Ça ne nous as pas tué. Nous, humanité nous étions en vie. En vie quand le virus c'est propagé, en vie
quand les maux se dépendait, quand les visages s'embrumait. Ce n'était pas mortelle, et c'était cela qui
était le pire. Les gens atteint était mourant, mais sans jamais passé de l'autre côté, la souffrance éternel.
Il n'y avait pas de point à cette maladie, rien qui causait la fin. Que pouvait t’ont faire face à quelque
chose qui nous obligent à regarder la mort dans les yeux.
Quand on a compris qu'on ne pouvait pas les guérir, quand ça faisait des mois qu'on les voyais souffrir,
on a voulu abréger leur souffrance. Abréger, un mot qui n’évoque pas le geste qui nous rendrait qu'un
peu plus proche de l'animal. J'ai abréger beaucoup de gens, mon frère, ma mère, mon oncle, mon père,
mon fils, ma femme... Avec de la pitié.
Au bout d'un certain temps, on a compris que tout le monde souffrait du syndrome de la pitié, mais
différemment.

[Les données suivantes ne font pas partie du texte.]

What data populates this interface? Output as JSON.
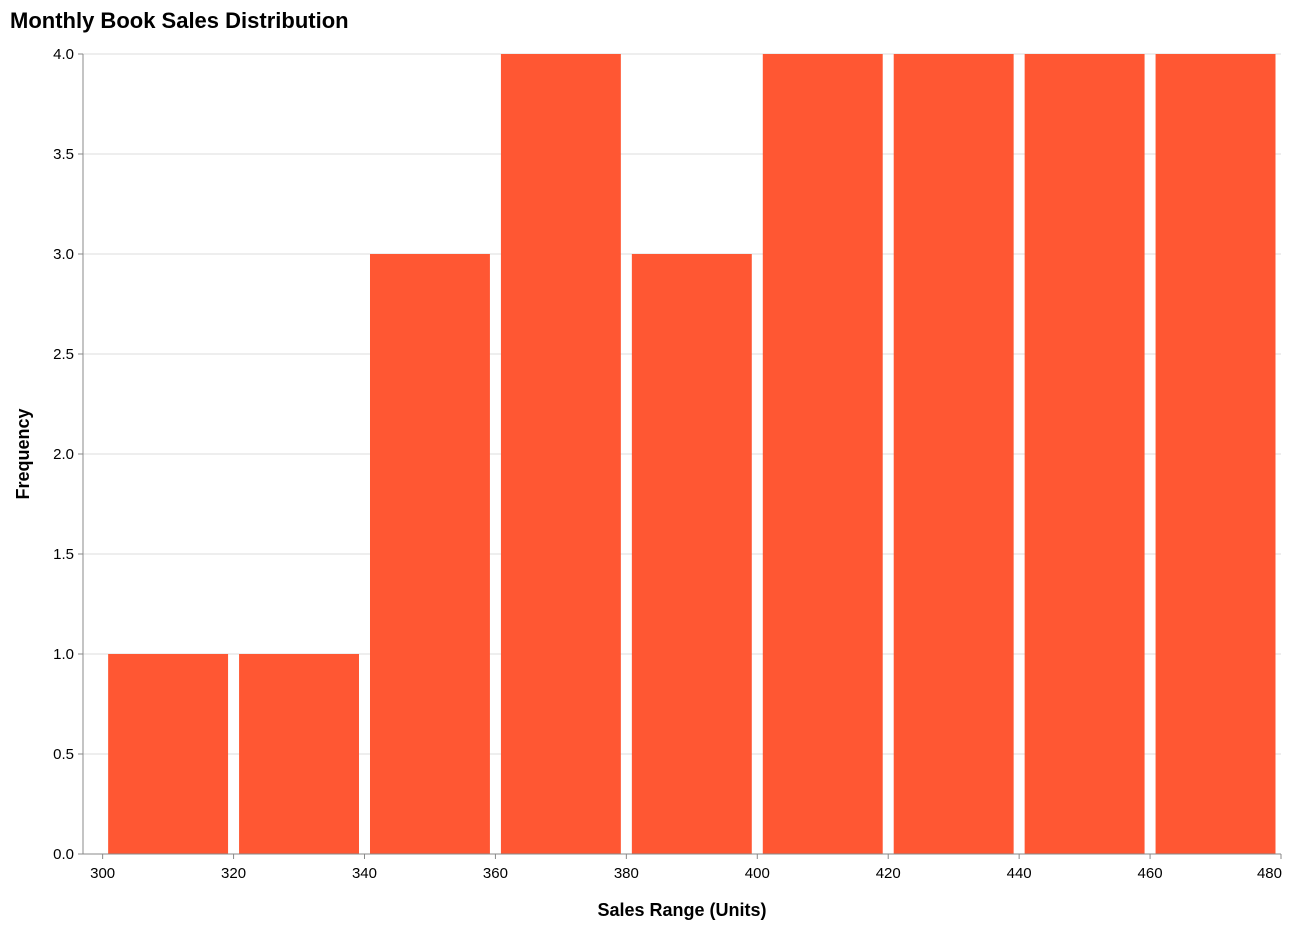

Le notre, il nous obligeait à abréger, à sombrer dans la folie, lentement, comme une
maladie qui se propageait.
Nous n'étions plus en vie. Il n'y avait que deux sortes de morts. Les morts actuels et les futurs morts.
Aussi simple que cela.
Les gouvernements ont finis par disparaître, a quoi bon, et puis, ce fut l'anarchie. Le syndrome ne
disparut jamais, il n'eut aucun vaccin. Mais un jour, il commençait a manquer de monde pour propager
le virus. Alors, ici, c'était fini, en principe. Tout le monde avait peur de tout le monde, s'évitant, pour
ne pas attraper le syndrome.
Depuis, je fait comme tout le monde, je ne voies personne. Je n'ai pas le virus, c'est tout ce que je sais.
Je voies des gens souffrir, couchés, dans la rue, mourant, et je ne peux qu'avoir pitié. Je ne veux pas le
tuer, car je pourrais l'attraper moi-même.